Part of Advances in Neural Information Processing Systems 37 (NeurIPS 2024) Main Conference Track
Chi-Wei Hsiao, Yu-Lun Liu, Cheng-Kun Yang, Sheng-Po Kuo, Kevin Jou, Chia-Ping Chen
While recent works on blind face image restoration have successfully produced impressive high-quality (HQ) images with abundant details from low-quality (LQ) input images, the generated content may not accurately reflect the real appearance of a person. To address this problem, incorporating well-shot personal images as additional reference inputs may be a promising strategy. Inspired by the recent success of the Latent Diffusion Model (LDM) in image generation, we propose ReF-LDM—an adaptation of LDM designed to generate HQ face images conditioned on one LQ image and multiple HQ reference images.
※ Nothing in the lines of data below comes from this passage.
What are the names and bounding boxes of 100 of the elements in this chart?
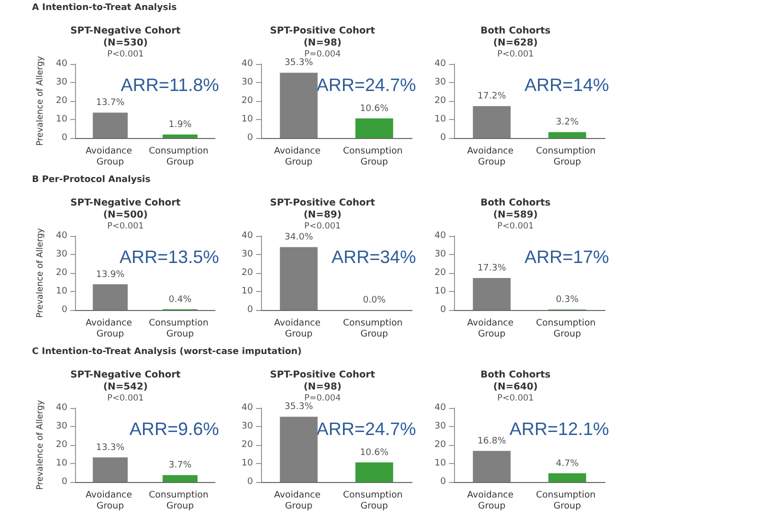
data-label: 13.9% bbox=[96, 270, 126, 280]
text: B Per-Protocol Analysis bbox=[32, 175, 151, 185]
x-tick-label: Consumption Group bbox=[536, 318, 598, 340]
y-tick-label: 30 bbox=[56, 250, 68, 260]
x-tick-label: Consumption Group bbox=[536, 146, 598, 168]
y-tick-label: 40 bbox=[434, 403, 446, 413]
data-label: 3.7% bbox=[168, 460, 192, 471]
y-tick-label: 10 bbox=[434, 114, 446, 124]
chart-title: SPT-Negative Cohort (N=500) bbox=[70, 198, 182, 220]
text: P<0.001 bbox=[497, 222, 534, 232]
chart-title: SPT-Positive Cohort (N=89) bbox=[270, 198, 376, 220]
y-tick-label: 40 bbox=[434, 231, 446, 241]
y-tick-label: 10 bbox=[56, 114, 68, 124]
y-tick-label: 0 bbox=[247, 133, 254, 143]
y-tick-label: 30 bbox=[242, 250, 254, 260]
data-label: 35.3% bbox=[284, 58, 314, 68]
text: P<0.001 bbox=[107, 394, 144, 404]
text: P<0.001 bbox=[304, 222, 341, 232]
chart-title: Both Cohorts (N=589) bbox=[480, 198, 551, 220]
chart-title: Both Cohorts (N=628) bbox=[480, 26, 551, 48]
data-label: 17.2% bbox=[477, 92, 506, 102]
annotation: ARR=34% bbox=[331, 247, 416, 267]
chart-title: SPT-Positive Cohort (N=98) bbox=[270, 26, 376, 48]
annotation: ARR=17% bbox=[524, 247, 610, 267]
text: A Intention-to-Treat Analysis bbox=[32, 3, 177, 13]
text: P=0.004 bbox=[304, 50, 341, 60]
y-tick-label: 20 bbox=[56, 96, 68, 106]
data-label: 10.6% bbox=[360, 104, 389, 114]
x-tick-label: Consumption Group bbox=[536, 490, 598, 512]
annotation: ARR=24.7% bbox=[316, 75, 416, 95]
y-tick-label: 10 bbox=[242, 114, 254, 124]
x-tick-label: Avoidance Group bbox=[86, 318, 135, 340]
data-label: 4.7% bbox=[556, 458, 580, 469]
data-label: 10.6% bbox=[360, 448, 389, 458]
text: P<0.001 bbox=[497, 394, 534, 404]
x-tick-label: Consumption Group bbox=[343, 146, 406, 168]
y-tick-label: 10 bbox=[242, 286, 254, 296]
data-label: 13.7% bbox=[96, 98, 126, 108]
y-tick-label: 40 bbox=[242, 231, 254, 241]
y-tick-label: 30 bbox=[434, 422, 446, 432]
y-axis-title: Prevalence of Allergy bbox=[36, 56, 46, 146]
x-tick-label: Avoidance Group bbox=[274, 318, 324, 340]
y-tick-label: 0 bbox=[62, 477, 68, 487]
y-tick-label: 40 bbox=[434, 59, 446, 69]
annotation: ARR=9.6% bbox=[129, 419, 220, 439]
x-tick-label: Avoidance Group bbox=[467, 490, 516, 512]
data-label: 0.0% bbox=[362, 296, 386, 306]
chart-title: SPT-Negative Cohort (N=530) bbox=[70, 26, 182, 48]
y-tick-label: 30 bbox=[56, 78, 68, 88]
x-tick-label: Consumption Group bbox=[343, 490, 406, 512]
annotation: ARR=13.5% bbox=[119, 247, 220, 267]
chart-title: Both Cohorts (N=640) bbox=[480, 370, 551, 392]
y-tick-label: 40 bbox=[56, 59, 68, 69]
x-tick-label: Consumption Group bbox=[343, 318, 406, 340]
text: P<0.001 bbox=[107, 50, 144, 60]
y-axis-title: Prevalence of Allergy bbox=[36, 400, 46, 490]
x-tick-label: Avoidance Group bbox=[274, 146, 324, 168]
annotation: ARR=12.1% bbox=[509, 419, 610, 439]
y-tick-label: 20 bbox=[434, 268, 446, 278]
data-label: 13.3% bbox=[96, 442, 126, 453]
annotation: ARR=11.8% bbox=[120, 75, 219, 95]
text: P=0.004 bbox=[304, 394, 341, 404]
x-tick-label: Avoidance Group bbox=[86, 146, 135, 168]
y-tick-label: 30 bbox=[242, 78, 254, 88]
data-label: 1.9% bbox=[168, 120, 192, 130]
data-label: 16.8% bbox=[477, 436, 506, 446]
y-tick-label: 20 bbox=[242, 440, 254, 450]
annotation: ARR=14% bbox=[524, 75, 610, 95]
y-tick-label: 20 bbox=[434, 96, 446, 106]
data-label: 3.2% bbox=[556, 118, 580, 128]
data-label: 17.3% bbox=[477, 263, 506, 274]
y-tick-label: 20 bbox=[242, 268, 254, 278]
y-axis-title: Prevalence of Allergy bbox=[36, 228, 46, 318]
x-tick-label: Avoidance Group bbox=[274, 490, 324, 512]
x-tick-label: Consumption Group bbox=[148, 146, 212, 168]
y-tick-label: 40 bbox=[242, 59, 254, 69]
data-label: 35.3% bbox=[284, 402, 314, 412]
y-tick-label: 10 bbox=[242, 458, 254, 468]
y-tick-label: 40 bbox=[56, 403, 68, 413]
text: C Intention-to-Treat Analysis (worst-case imputation) bbox=[32, 347, 302, 357]
y-tick-label: 0 bbox=[62, 305, 68, 315]
annotation: ARR=24.7% bbox=[316, 419, 416, 439]
y-tick-label: 40 bbox=[56, 231, 68, 241]
y-tick-label: 0 bbox=[440, 477, 446, 487]
y-tick-label: 0 bbox=[440, 133, 446, 143]
y-tick-label: 20 bbox=[434, 440, 446, 450]
y-tick-label: 0 bbox=[62, 133, 68, 143]
data-label: 34.0% bbox=[284, 232, 314, 243]
y-tick-label: 10 bbox=[434, 458, 446, 468]
y-tick-label: 40 bbox=[242, 403, 254, 413]
y-tick-label: 0 bbox=[247, 477, 254, 487]
y-tick-label: 0 bbox=[247, 305, 254, 315]
y-tick-label: 30 bbox=[434, 250, 446, 260]
y-tick-label: 0 bbox=[440, 305, 446, 315]
x-tick-label: Avoidance Group bbox=[467, 146, 516, 168]
y-tick-label: 10 bbox=[56, 458, 68, 468]
y-tick-label: 30 bbox=[242, 422, 254, 432]
y-tick-label: 20 bbox=[242, 96, 254, 106]
x-tick-label: Consumption Group bbox=[148, 318, 212, 340]
y-tick-label: 20 bbox=[56, 440, 68, 450]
Our LDM-based model incorporates an effective and efficient mechanism, CacheKV, for conditioning on reference images. Additionally, we design a timestep-scaled identity loss, enabling LDM to focus on learning the discriminating features of human faces. Lastly, we construct FFHQ-ref, a dataset consisting of 20,406 high-quality (HQ) face images with corresponding reference images, which can serve as both training and evaluation data for reference-based face restoration models.